It started with my thought that it was about time to write about Shirley, my mother, as it was HER struggle that inspired me to pursue the Kilimanjaro climb and raise funds to support lung health. However, like most mothers and daughters, “we” had issues and unfortunately due to her health and my distance (living in the eastern Arctic), we were never able to resolve them or have “closure” as some would say. I have struggled over this blog entry for several days as I think it is important that others know the incredibly strong and spirited woman that Shirley was. Yet there is pain too…..and much pain still in seeing her struggle too.
This morning I was still pondering this when I entered my small home gym to begin yet another training session for the Kili climb. As I started my iPod, it is amazing that of the 827 songs, the one that started playing was “Here Comes the Sun”. It is a song that I’ve always associated with my mother and it was the song that my sister so wisely chose to play as everyone was leaving our mother’s memorial service. So here I am……writing this blog entry…..with “Here Comes The Sun” on “repeat” as I walk on the treadmill with tears in my eyes….but finally feeling that I can pay appropriate respect to Shirley, my mother.

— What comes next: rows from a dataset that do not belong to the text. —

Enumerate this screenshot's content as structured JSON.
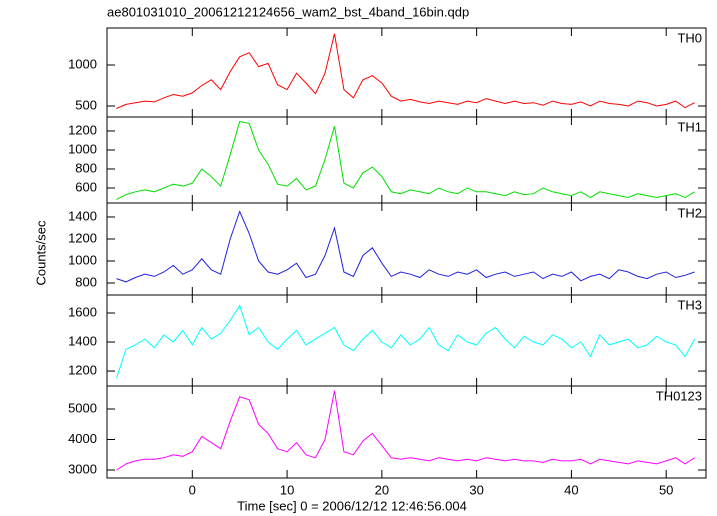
{
  "chart_data": {
    "type": "line",
    "title": "ae801031010_20061212124656_wam2_bst_4band_16bin.qdp",
    "x_label": "Time [sec] 0 = 2006/12/12 12:46:56.004",
    "y_label": "Counts/sec",
    "x": [
      -8,
      -7,
      -6,
      -5,
      -4,
      -3,
      -2,
      -1,
      0,
      1,
      2,
      3,
      4,
      5,
      6,
      7,
      8,
      9,
      10,
      11,
      12,
      13,
      14,
      15,
      16,
      17,
      18,
      19,
      20,
      21,
      22,
      23,
      24,
      25,
      26,
      27,
      28,
      29,
      30,
      31,
      32,
      33,
      34,
      35,
      36,
      37,
      38,
      39,
      40,
      41,
      42,
      43,
      44,
      45,
      46,
      47,
      48,
      49,
      50,
      51,
      52,
      53
    ],
    "xlim": [
      -9,
      54.2
    ],
    "xticks": [
      0,
      10,
      20,
      30,
      40,
      50
    ],
    "panels": [
      {
        "name": "TH0",
        "color": "#ff0000",
        "ylim": [
          366,
          1451
        ],
        "yticks": [
          500,
          1000
        ],
        "values": [
          470,
          520,
          540,
          560,
          550,
          600,
          640,
          620,
          660,
          750,
          820,
          700,
          920,
          1100,
          1150,
          980,
          1020,
          760,
          700,
          900,
          780,
          650,
          900,
          1380,
          700,
          600,
          820,
          870,
          780,
          620,
          560,
          580,
          550,
          530,
          560,
          540,
          520,
          560,
          540,
          590,
          560,
          530,
          560,
          530,
          540,
          510,
          560,
          530,
          520,
          550,
          500,
          560,
          530,
          520,
          500,
          560,
          540,
          500,
          520,
          560,
          480,
          540
        ]
      },
      {
        "name": "TH1",
        "color": "#00e000",
        "ylim": [
          442,
          1347
        ],
        "yticks": [
          600,
          800,
          1000,
          1200
        ],
        "values": [
          480,
          530,
          560,
          580,
          560,
          600,
          640,
          620,
          650,
          800,
          720,
          620,
          950,
          1300,
          1280,
          1000,
          850,
          640,
          620,
          700,
          580,
          620,
          900,
          1250,
          650,
          600,
          760,
          820,
          720,
          560,
          540,
          580,
          560,
          540,
          600,
          560,
          540,
          600,
          560,
          560,
          540,
          520,
          560,
          530,
          540,
          600,
          560,
          540,
          520,
          560,
          500,
          560,
          540,
          520,
          500,
          540,
          520,
          500,
          520,
          540,
          500,
          560
        ]
      },
      {
        "name": "TH2",
        "color": "#2020e0",
        "ylim": [
          691,
          1527
        ],
        "yticks": [
          800,
          1000,
          1200,
          1400
        ],
        "values": [
          840,
          810,
          850,
          880,
          860,
          900,
          960,
          880,
          920,
          1020,
          920,
          880,
          1200,
          1450,
          1250,
          1000,
          900,
          880,
          920,
          980,
          850,
          880,
          1050,
          1300,
          900,
          860,
          1050,
          1120,
          980,
          860,
          900,
          880,
          850,
          920,
          880,
          860,
          900,
          880,
          920,
          850,
          880,
          900,
          860,
          880,
          900,
          840,
          880,
          860,
          900,
          820,
          860,
          880,
          840,
          920,
          900,
          860,
          840,
          880,
          900,
          850,
          870,
          900
        ]
      },
      {
        "name": "TH3",
        "color": "#00ffff",
        "ylim": [
          1097,
          1724
        ],
        "yticks": [
          1200,
          1400,
          1600
        ],
        "values": [
          1150,
          1350,
          1380,
          1420,
          1360,
          1450,
          1400,
          1480,
          1380,
          1500,
          1420,
          1460,
          1550,
          1650,
          1450,
          1500,
          1400,
          1350,
          1420,
          1480,
          1380,
          1420,
          1460,
          1500,
          1380,
          1340,
          1420,
          1480,
          1400,
          1360,
          1450,
          1380,
          1420,
          1500,
          1380,
          1340,
          1450,
          1400,
          1380,
          1460,
          1500,
          1420,
          1360,
          1440,
          1400,
          1380,
          1450,
          1420,
          1360,
          1400,
          1300,
          1450,
          1380,
          1400,
          1420,
          1360,
          1380,
          1440,
          1400,
          1380,
          1300,
          1420
        ]
      },
      {
        "name": "TH0123",
        "color": "#ff00ff",
        "ylim": [
          2738,
          5754
        ],
        "yticks": [
          3000,
          4000,
          5000
        ],
        "values": [
          3000,
          3200,
          3300,
          3350,
          3350,
          3400,
          3500,
          3450,
          3600,
          4100,
          3900,
          3700,
          4600,
          5400,
          5300,
          4500,
          4200,
          3700,
          3600,
          3900,
          3500,
          3400,
          4000,
          5600,
          3600,
          3500,
          3950,
          4200,
          3800,
          3400,
          3350,
          3400,
          3350,
          3300,
          3400,
          3350,
          3300,
          3350,
          3300,
          3400,
          3350,
          3300,
          3350,
          3300,
          3300,
          3250,
          3350,
          3300,
          3300,
          3350,
          3200,
          3350,
          3300,
          3250,
          3200,
          3300,
          3250,
          3200,
          3300,
          3400,
          3200,
          3400
        ]
      }
    ]
  }
}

It’s ironic – or perhaps just comforting – that I now live on the Gulf Island that was once the summer playground where my mother, sister and I spent so much time. Shirley was a striking blond beauty and always arrived and departed in style. I remember her driving down dirt roads on Gabriola in the open white convertible, tunes playing, leaving dust and turned heads in her wake. There might even be a wolf-whistle by some admirer or two in those days. Life was always an adventure with Shirley. She and my older sister were often mistaken for sisters with their similarity in looks, grace and stature. I was the buck toothed, darker haired, chubby – and somewhat annoying – kid in the back seat that did not share their model looks or style.

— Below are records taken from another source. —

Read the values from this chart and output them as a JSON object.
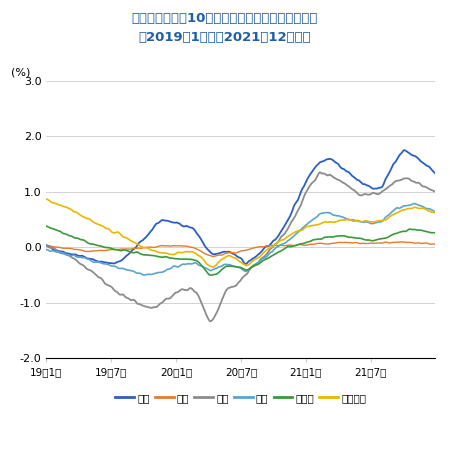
{
  "title_line1": "＜主要先進国の10年国債円ヘッジ後利回り推移＞",
  "title_line2": "（2019年1月初～2021年12月末）",
  "ylabel": "(%)",
  "ylim": [
    -2.0,
    3.0
  ],
  "yticks": [
    -2.0,
    -1.0,
    0.0,
    1.0,
    2.0,
    3.0
  ],
  "xtick_labels": [
    "19年1月",
    "19年7月",
    "20年1月",
    "20年7月",
    "21年1月",
    "21年7月"
  ],
  "title_color": "#1F5FA6",
  "legend_entries": [
    "豪州",
    "日本",
    "米国",
    "英国",
    "ドイツ",
    "フランス"
  ],
  "line_colors": [
    "#2B5FC4",
    "#E87A2D",
    "#8C8C8C",
    "#5BA3D0",
    "#3A9A3A",
    "#E8B800"
  ],
  "background_color": "#FFFFFF",
  "n_points": 750
}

“Mother” always had such great spirit….and was a true fighter. A very young mom who faced so many adversities and yet soldiered on. Thrown into a late career with little formal education but lots of savvy, she set her sights on being a top realtor in West Vancouver with a preferred focus on waterfront properties. It was not an easy road for which she had no financial backing. Yet, with drive and fortitude, she achieved a recognized standing… until the great strides were overcome by illness and too much stress. Seeing a loved one struggle with a prolonged illness that robs her vitality is particularly cruel. We all feel that there must be something we can do, has to be something we can do… especially when the fight and the will is so strong. Mother volunteered for experimental treatments but in the end, her age prevented further intervention. Once her hope was lost, the struggle proved too difficult…..

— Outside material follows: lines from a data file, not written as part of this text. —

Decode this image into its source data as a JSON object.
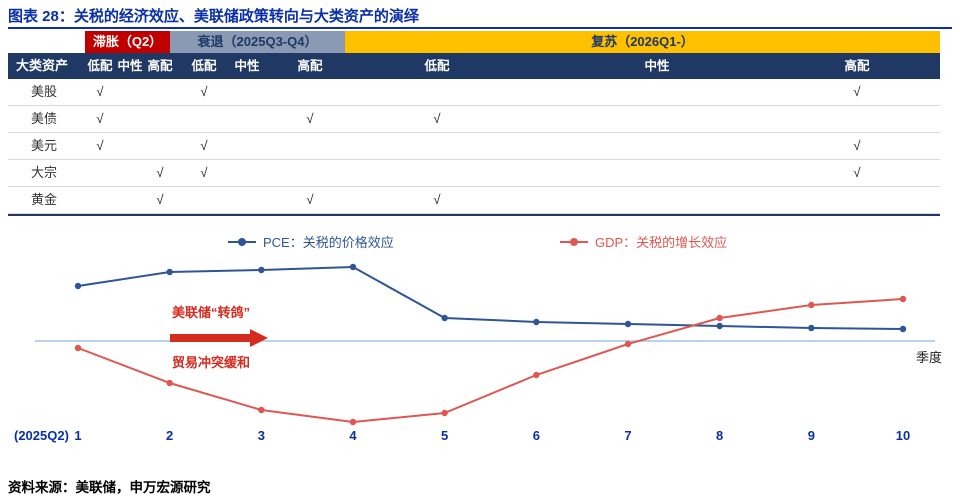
{
  "page": {
    "title": "图表 28：关税的经济效应、美联储政策转向与大类资产的演绎",
    "source": "资料来源：美联储，申万宏源研究",
    "accent_color": "#0a2fa8"
  },
  "table": {
    "corner_label": "大类资产",
    "check": "√",
    "phases": [
      {
        "label": "滞胀（Q2）",
        "bg": "#c00000",
        "fg": "#ffffff"
      },
      {
        "label": "衰退（2025Q3-Q4）",
        "bg": "#8a9ab5",
        "fg": "#1f3864"
      },
      {
        "label": "复苏（2026Q1-）",
        "bg": "#ffc000",
        "fg": "#1f3864"
      }
    ],
    "stances": [
      "低配",
      "中性",
      "高配"
    ],
    "rows": [
      {
        "name": "美股",
        "marks": [
          "zl",
          "sl",
          "fh"
        ]
      },
      {
        "name": "美债",
        "marks": [
          "zl",
          "sh",
          "fl"
        ]
      },
      {
        "name": "美元",
        "marks": [
          "zl",
          "sl",
          "fh"
        ]
      },
      {
        "name": "大宗",
        "marks": [
          "zh",
          "sl",
          "fh"
        ]
      },
      {
        "name": "黄金",
        "marks": [
          "zh",
          "sh",
          "fl"
        ]
      }
    ]
  },
  "chart_data": {
    "type": "line",
    "x": [
      1,
      2,
      3,
      4,
      5,
      6,
      7,
      8,
      9,
      10
    ],
    "x_axis_note": "(2025Q2)",
    "xlabel": "季度",
    "ylim": [
      -1,
      1
    ],
    "grid": false,
    "legend_position": "top",
    "series": [
      {
        "id": "pce",
        "name": "PCE：关税的价格效应",
        "color": "#2f5597",
        "values": [
          0.55,
          0.69,
          0.71,
          0.74,
          0.23,
          0.19,
          0.17,
          0.15,
          0.13,
          0.12
        ]
      },
      {
        "id": "gdp",
        "name": "GDP：关税的增长效应",
        "color": "#e05752",
        "values": [
          -0.07,
          -0.42,
          -0.69,
          -0.81,
          -0.72,
          -0.34,
          -0.03,
          0.23,
          0.36,
          0.42
        ]
      }
    ],
    "annotations": [
      "美联储“转鸽”",
      "贸易冲突缓和"
    ]
  }
}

At one time, I continued to phone her old number just to hear her voice on the outgoing message. It was a voice that I thought had been silenced much earlier when she was hospitalized for over 12 weeks in ICU and on a ventilator due to the pace of COPD and after repeated hospitalizations. Astounding everyone, though, she came back from that, learning how to breathe on her own again and enduring several weeks of rehab in order to walk again. Hearing her voice once more was amazing but, even at rest, it was clearly an effort for her to talk. It was too late to “talk it out” when the goal was simply on getting through the day. The hardest burden was on my sister who lived through Mother’s illness on a daily basis dealing with her frustrations, anger and expectations. I’m not sure I would have either of their fortitude and strength. However, I do want to ensure that fewer families have to face lung disease which robs a loved one of the most basic requirement of life – to simply breathe. While I could not help my mother overcome COPD, I launched the Kili Climb for Life initiative in her memory to build awareness and raise funds to promote lung health.
As those who suffer from lung disease know all too well, sometimes it is too often a struggle to simply breathe. I ask you, please, to talk with your families to take preventative measures — STOP smoking, commit to regular exercise, eat healthier and eliminate harsh chemicals in your homes…..and, if able, please donate even a small amount in order to further lung research.
You will breathe better for it.
Little darling, it’s been a long cold lonely winter
Little darling, it feels like years since it’s been here
Here comes the sun
Here comes the sun, and I say
It’s all right
Excerpt from “Here comes the sun” ~ The Beatles
(All funds raised go directly to the Canadian Lung Association.)